Забытый вальс (Бачериков) - страница 181

– … За что, мне все это? Что я, пожелал чего-то запретного? Мне ведь ничего не надо, кроме нормальной жизни. Жена, дети, работа… Что в этом греховного? А этот клад, я что его просил? Что это, искушение? Значит все это из-за того, что я не выдержал испытания искушением? Ну, хорошо, поманил и отнял. Но ее-то зачем нужно было наказывать, она же ни в чем не виновата! Это я убил тех двоих, и я должен ответить. Но что мне было делать, я же не хотел никого убивать, я просто защищался. Или я безропотно должен был отдать свою жизнь? Но за что, зачем, смысл какой во всем этом?!…

Возле него остановился проходивший мимо священник, который служил на отпевании.

– Простите, это ваших близких хоронят?

– Да, тут моя невеста.

– Сочувствую и разделяю ваше горе. Вы воцерковлены?

– Простите?…

– Службы в церкви посещаете?

– Да, нет. Вообще-то я крещеный, но как-то…

– Понятно, теперь большинство так. Но вам бы хорошо на исповедь прийти, причаститься, глядишь горе-то и утишится. Попробуйте еще Экклезиаста почитать, там хорошо написано для облегчения страждущих. А на исповедь приходите, и просто так поговорить можно, спросите отца Петра. А сейчас руки вот так, ковшичком сложите. Благослови тебя господи!

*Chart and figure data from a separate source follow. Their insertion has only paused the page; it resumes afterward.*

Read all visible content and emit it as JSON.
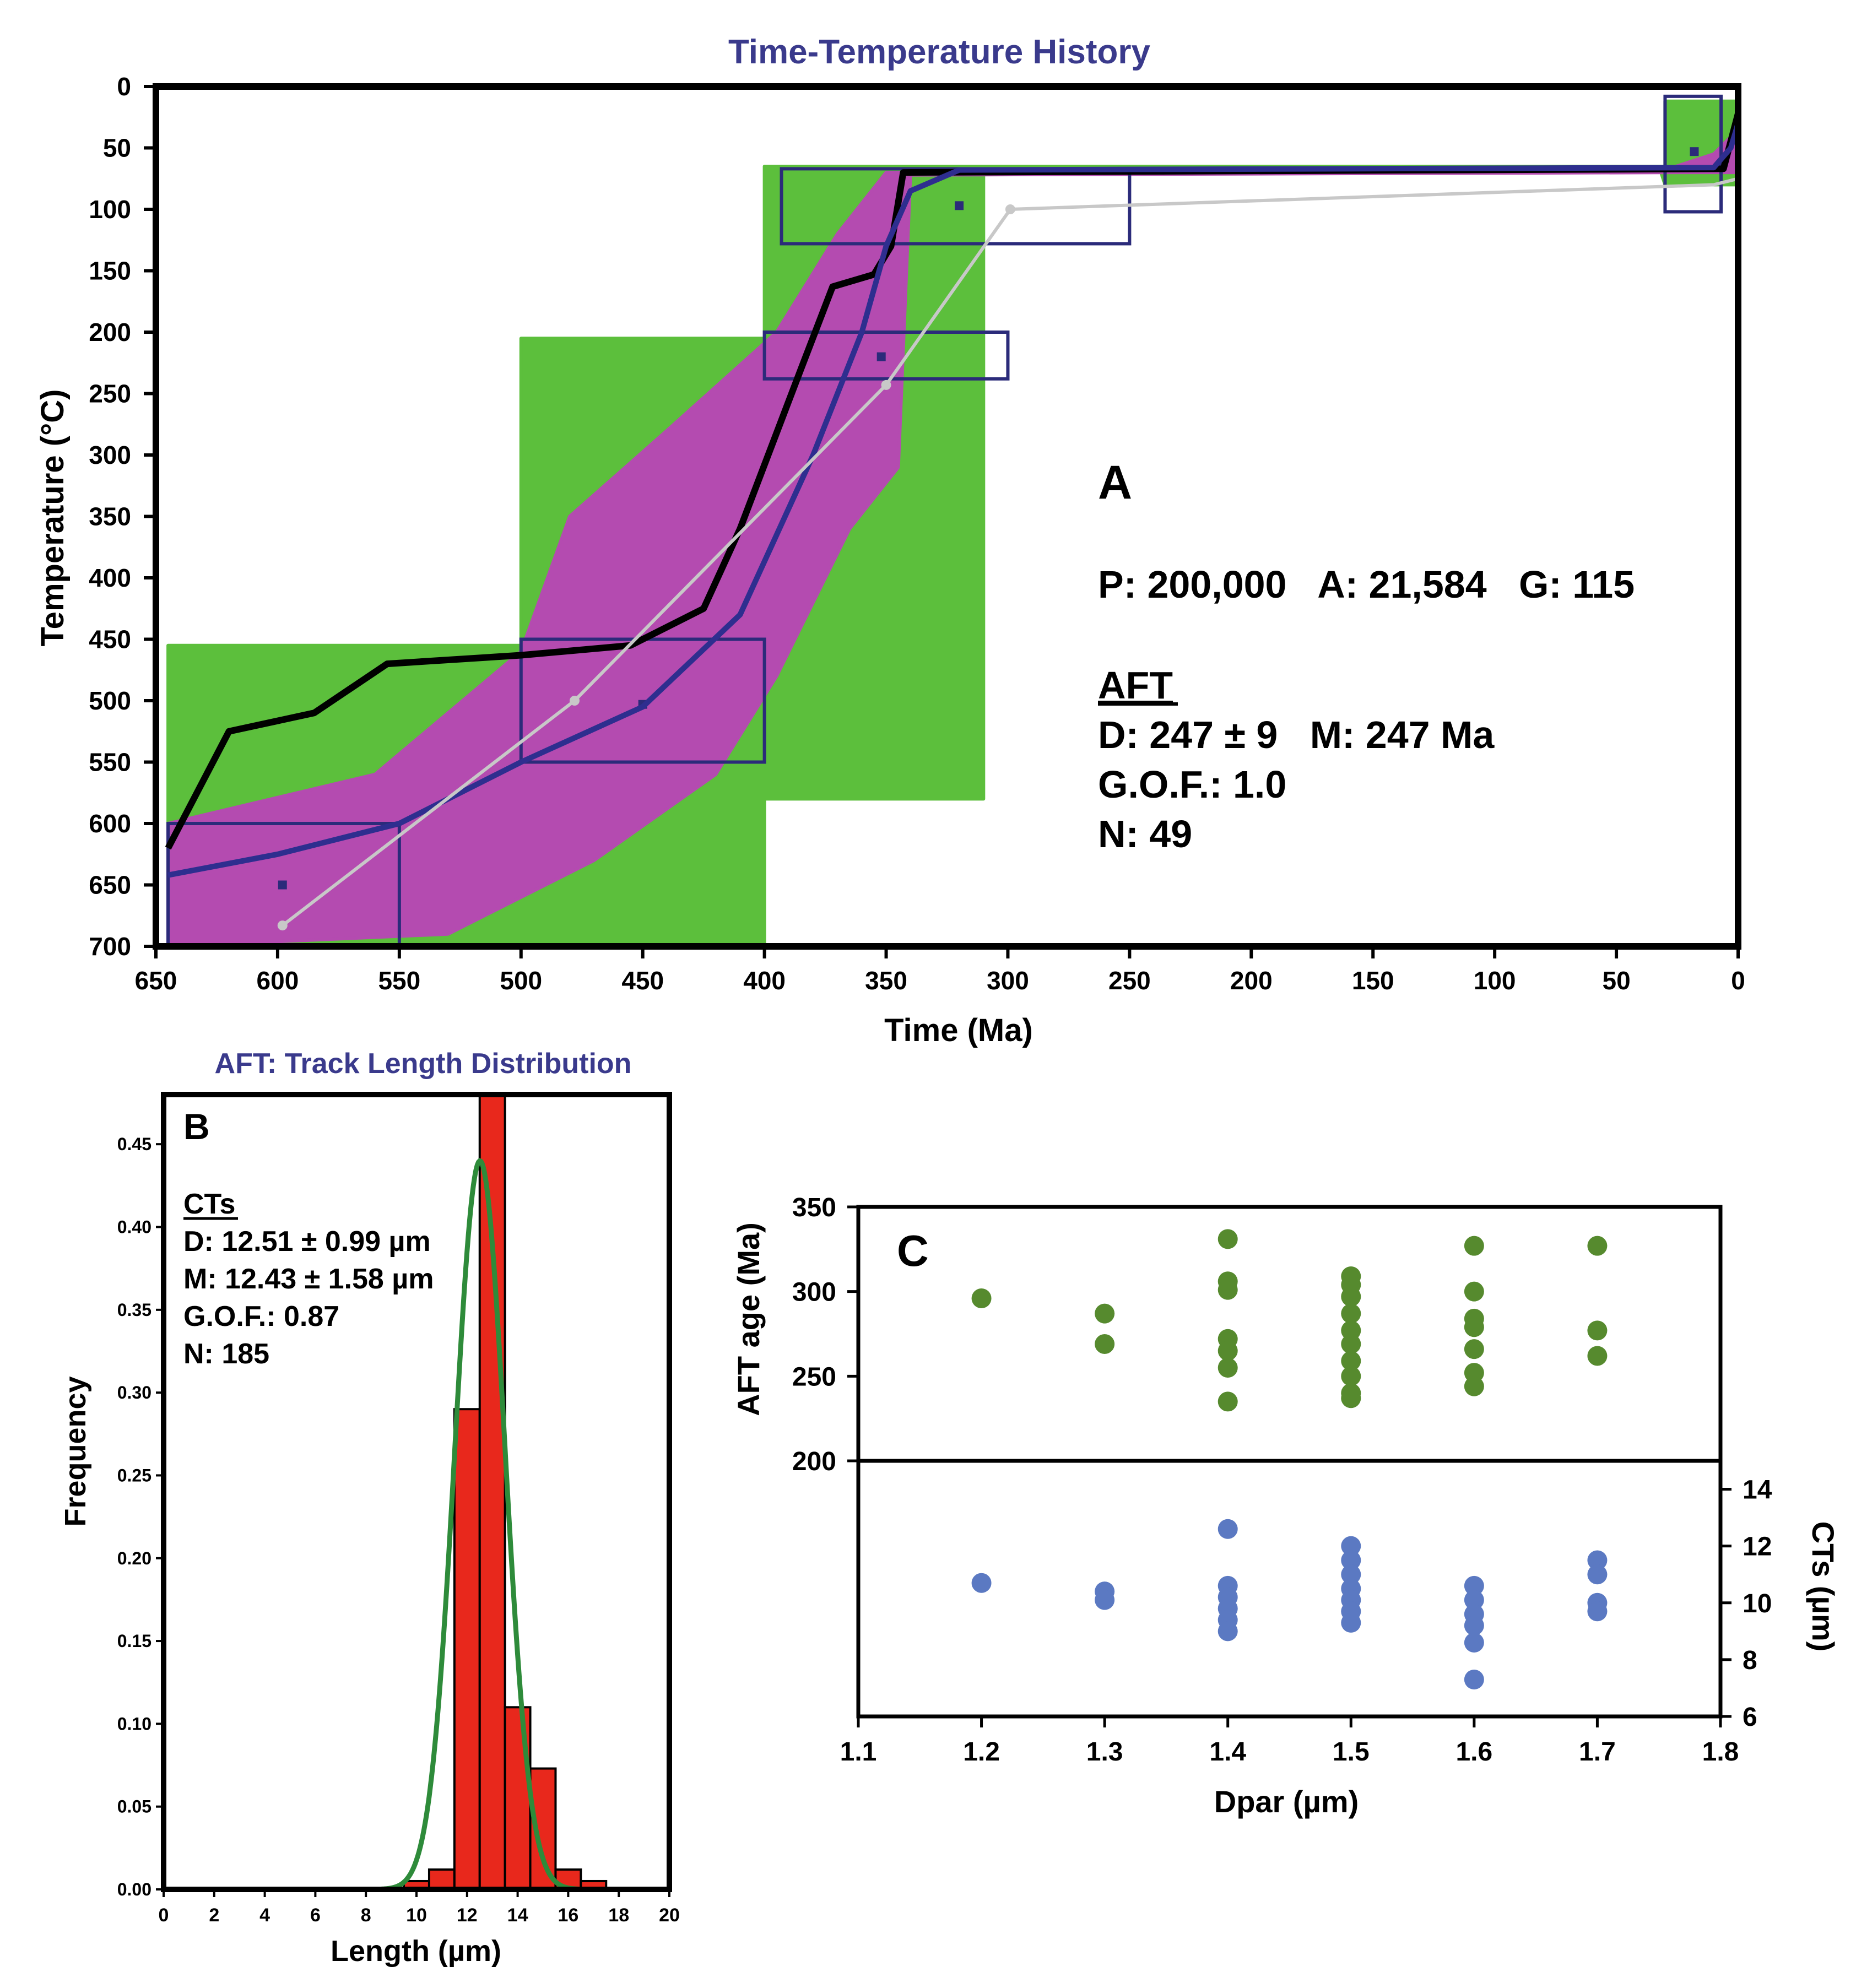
{
  "chart_data": [
    {
      "panel": "A",
      "type": "line",
      "title": "Time-Temperature History",
      "xlabel": "Time (Ma)",
      "ylabel": "Temperature (°C)",
      "xlim": [
        650,
        0
      ],
      "ylim": [
        0,
        700
      ],
      "y_reversed": true,
      "xticks": [
        "650",
        "600",
        "550",
        "500",
        "450",
        "400",
        "350",
        "300",
        "250",
        "200",
        "150",
        "100",
        "50",
        "0"
      ],
      "yticks": [
        "0",
        "50",
        "100",
        "150",
        "200",
        "250",
        "300",
        "350",
        "400",
        "450",
        "500",
        "550",
        "600",
        "650",
        "700"
      ],
      "constraint_boxes": [
        {
          "t": [
            645,
            550
          ],
          "T": [
            600,
            700
          ],
          "center": [
            598,
            650
          ]
        },
        {
          "t": [
            500,
            400
          ],
          "T": [
            450,
            550
          ],
          "center": [
            450,
            503
          ]
        },
        {
          "t": [
            400,
            300
          ],
          "T": [
            200,
            238
          ],
          "center": [
            352,
            220
          ]
        },
        {
          "t": [
            393,
            250
          ],
          "T": [
            67,
            128
          ],
          "center": [
            320,
            97
          ]
        },
        {
          "t": [
            30,
            7
          ],
          "T": [
            8,
            102
          ],
          "center": [
            18,
            53
          ]
        }
      ],
      "envelopes": [
        {
          "name": "acceptable",
          "color": "#5cbf3c",
          "upper": [
            [
              645,
              455
            ],
            [
              500,
              455
            ],
            [
              500,
              205
            ],
            [
              400,
              205
            ],
            [
              400,
              65
            ],
            [
              30,
              65
            ],
            [
              30,
              12
            ],
            [
              0,
              12
            ]
          ],
          "lower": [
            [
              0,
              80
            ],
            [
              30,
              80
            ],
            [
              32,
              68
            ],
            [
              310,
              68
            ],
            [
              310,
              580
            ],
            [
              400,
              580
            ],
            [
              400,
              700
            ],
            [
              645,
              700
            ]
          ]
        },
        {
          "name": "good",
          "color": "#b44bb0",
          "upper": [
            [
              645,
              600
            ],
            [
              560,
              560
            ],
            [
              500,
              460
            ],
            [
              480,
              350
            ],
            [
              440,
              280
            ],
            [
              395,
              200
            ],
            [
              370,
              120
            ],
            [
              350,
              70
            ],
            [
              30,
              68
            ],
            [
              10,
              55
            ],
            [
              0,
              35
            ]
          ],
          "lower": [
            [
              0,
              70
            ],
            [
              20,
              70
            ],
            [
              340,
              72
            ],
            [
              345,
              310
            ],
            [
              365,
              360
            ],
            [
              395,
              480
            ],
            [
              420,
              560
            ],
            [
              470,
              630
            ],
            [
              530,
              690
            ],
            [
              645,
              700
            ]
          ]
        }
      ],
      "series": [
        {
          "name": "",
          "color": "#000000",
          "points": [
            [
              645,
              620
            ],
            [
              620,
              525
            ],
            [
              585,
              510
            ],
            [
              555,
              470
            ],
            [
              500,
              463
            ],
            [
              455,
              455
            ],
            [
              425,
              425
            ],
            [
              410,
              360
            ],
            [
              385,
              230
            ],
            [
              372,
              163
            ],
            [
              355,
              153
            ],
            [
              348,
              130
            ],
            [
              343,
              70
            ],
            [
              6,
              67
            ],
            [
              0,
              22
            ]
          ]
        },
        {
          "name": "",
          "color": "#2e2e8f",
          "points": [
            [
              645,
              642
            ],
            [
              600,
              625
            ],
            [
              550,
              600
            ],
            [
              500,
              550
            ],
            [
              450,
              505
            ],
            [
              410,
              430
            ],
            [
              380,
              300
            ],
            [
              360,
              200
            ],
            [
              350,
              130
            ],
            [
              340,
              85
            ],
            [
              320,
              68
            ],
            [
              10,
              66
            ],
            [
              3,
              50
            ],
            [
              0,
              30
            ]
          ]
        },
        {
          "name": "",
          "color": "#c8c8c8",
          "points": [
            [
              598,
              683
            ],
            [
              478,
              500
            ],
            [
              350,
              243
            ],
            [
              299,
              100
            ],
            [
              10,
              80
            ],
            [
              0,
              75
            ]
          ]
        }
      ],
      "annotations": {
        "panel_label": "A",
        "stats_line": "P: 200,000   A: 21,584   G: 115",
        "aft_heading": "AFT",
        "aft_d_m": "D: 247 ± 9   M: 247 Ma",
        "aft_gof": "G.O.F.: 1.0",
        "aft_n": "N: 49"
      }
    },
    {
      "panel": "B",
      "type": "bar",
      "title": "AFT: Track Length Distribution",
      "xlabel": "Length (µm)",
      "ylabel": "Frequency",
      "xlim": [
        0,
        20
      ],
      "ylim": [
        0,
        0.48
      ],
      "xticks": [
        "0",
        "2",
        "4",
        "6",
        "8",
        "10",
        "12",
        "14",
        "16",
        "18",
        "20"
      ],
      "yticks": [
        "0.00",
        "0.05",
        "0.10",
        "0.15",
        "0.20",
        "0.25",
        "0.30",
        "0.35",
        "0.40",
        "0.45"
      ],
      "bins": [
        {
          "x0": 9.5,
          "x1": 10.5,
          "value": 0.005
        },
        {
          "x0": 10.5,
          "x1": 11.5,
          "value": 0.012
        },
        {
          "x0": 11.5,
          "x1": 12.5,
          "value": 0.29
        },
        {
          "x0": 12.5,
          "x1": 13.5,
          "value": 0.5
        },
        {
          "x0": 13.5,
          "x1": 14.5,
          "value": 0.11
        },
        {
          "x0": 14.5,
          "x1": 15.5,
          "value": 0.073
        },
        {
          "x0": 15.5,
          "x1": 16.5,
          "value": 0.012
        },
        {
          "x0": 16.5,
          "x1": 17.5,
          "value": 0.005
        }
      ],
      "bar_color": "#e8281c",
      "fit_curve": {
        "color": "#2e8b3a",
        "mean": 12.51,
        "sd": 0.99,
        "peak": 0.44
      },
      "annotations": {
        "panel_label": "B",
        "cts_heading": "CTs",
        "d_line": "D: 12.51 ± 0.99 µm",
        "m_line": "M: 12.43 ± 1.58 µm",
        "gof_line": "G.O.F.: 0.87",
        "n_line": "N: 185"
      }
    },
    {
      "panel": "C",
      "type": "scatter",
      "xlabel": "Dpar (µm)",
      "xlim": [
        1.1,
        1.8
      ],
      "xticks": [
        "1.1",
        "1.2",
        "1.3",
        "1.4",
        "1.5",
        "1.6",
        "1.7",
        "1.8"
      ],
      "top": {
        "ylabel": "AFT age (Ma)",
        "ylim": [
          200,
          350
        ],
        "yticks": [
          "200",
          "250",
          "300",
          "350"
        ],
        "color": "#568a2e",
        "points": [
          [
            1.2,
            296
          ],
          [
            1.3,
            287
          ],
          [
            1.3,
            269
          ],
          [
            1.4,
            331
          ],
          [
            1.4,
            306
          ],
          [
            1.4,
            301
          ],
          [
            1.4,
            272
          ],
          [
            1.4,
            265
          ],
          [
            1.4,
            255
          ],
          [
            1.4,
            235
          ],
          [
            1.5,
            309
          ],
          [
            1.5,
            304
          ],
          [
            1.5,
            297
          ],
          [
            1.5,
            287
          ],
          [
            1.5,
            277
          ],
          [
            1.5,
            269
          ],
          [
            1.5,
            259
          ],
          [
            1.5,
            250
          ],
          [
            1.5,
            240
          ],
          [
            1.5,
            237
          ],
          [
            1.6,
            327
          ],
          [
            1.6,
            300
          ],
          [
            1.6,
            284
          ],
          [
            1.6,
            279
          ],
          [
            1.6,
            266
          ],
          [
            1.6,
            252
          ],
          [
            1.6,
            244
          ],
          [
            1.7,
            327
          ],
          [
            1.7,
            277
          ],
          [
            1.7,
            262
          ]
        ]
      },
      "bottom": {
        "ylabel": "CTs (µm)",
        "ylim": [
          6,
          15
        ],
        "yticks": [
          "6",
          "8",
          "10",
          "12",
          "14"
        ],
        "color": "#5b79c2",
        "points": [
          [
            1.2,
            10.7
          ],
          [
            1.3,
            10.4
          ],
          [
            1.3,
            10.1
          ],
          [
            1.4,
            12.6
          ],
          [
            1.4,
            10.6
          ],
          [
            1.4,
            10.2
          ],
          [
            1.4,
            9.8
          ],
          [
            1.4,
            9.4
          ],
          [
            1.4,
            9.0
          ],
          [
            1.5,
            12.0
          ],
          [
            1.5,
            11.5
          ],
          [
            1.5,
            11.0
          ],
          [
            1.5,
            10.5
          ],
          [
            1.5,
            10.1
          ],
          [
            1.5,
            9.7
          ],
          [
            1.5,
            9.3
          ],
          [
            1.6,
            10.6
          ],
          [
            1.6,
            10.1
          ],
          [
            1.6,
            9.6
          ],
          [
            1.6,
            9.2
          ],
          [
            1.6,
            8.6
          ],
          [
            1.6,
            7.3
          ],
          [
            1.7,
            11.5
          ],
          [
            1.7,
            11.0
          ],
          [
            1.7,
            10.0
          ],
          [
            1.7,
            9.7
          ]
        ]
      },
      "annotations": {
        "panel_label": "C"
      }
    }
  ]
}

На улице моросил мелкий дождь. Добровольцы из числа присутствовавших на похоронах мужчин, среди которых был и Николай, вывезли и погрузили гробы в автобусы. Похоронный караван катил по московским улицам, не привлекая внимания прохожих, прячущихся под зонтами, и в основном смотрящих под ноги, чтобы не попасть в очередную лужу. Редко кто бросал взгляд на три одинаковых автобуса следующих друг за другом, да и эти взгляды были равнодушно-любопытствующими. Николай с тоской смотрел в окно. Там на улицах все шло обычным порядком, и никому дела нет до того, что оборвались чьи-то жизни, а линии чьих-то судеб пойдут из-за этого совсем другими путями. Когда автобусы уже подъехали к воротам кладбища, какая-то старушка в нелепом плюшевом жакете, в клетчатом платке, повязанном по-деревенски, с узлом на затылке и с двумя кошелками через плечо, вдруг остановилась, провожая взглядом автобус, в котором он ехал, и несколько раз перекрестилась, шепча что-то.

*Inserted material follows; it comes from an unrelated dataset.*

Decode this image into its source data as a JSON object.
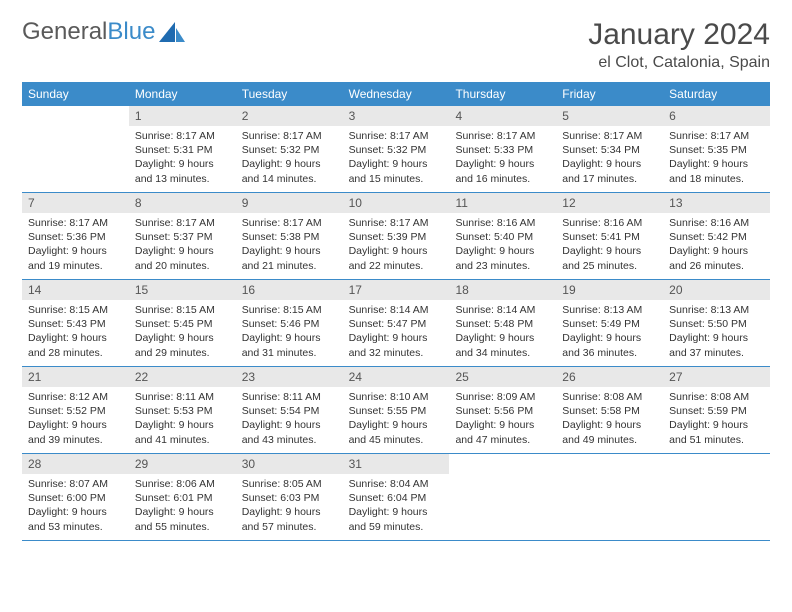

Перед воротами произошла заминка. Дежуривший возле них мужичок, на котором ввиду дождя была армейская плащ-палатка, а на ногах почему-то лаковые ботинки, делал вид, что въезжать на территорию кладбища, ну никак не положено. Твердость его убеждений моментально испарилась при виде бутылки, возникшей в руках Любови Константиновны. Волшебным образом ворота растворились в тот самый момент, когда бутылка исчезла под плащ-палаткой.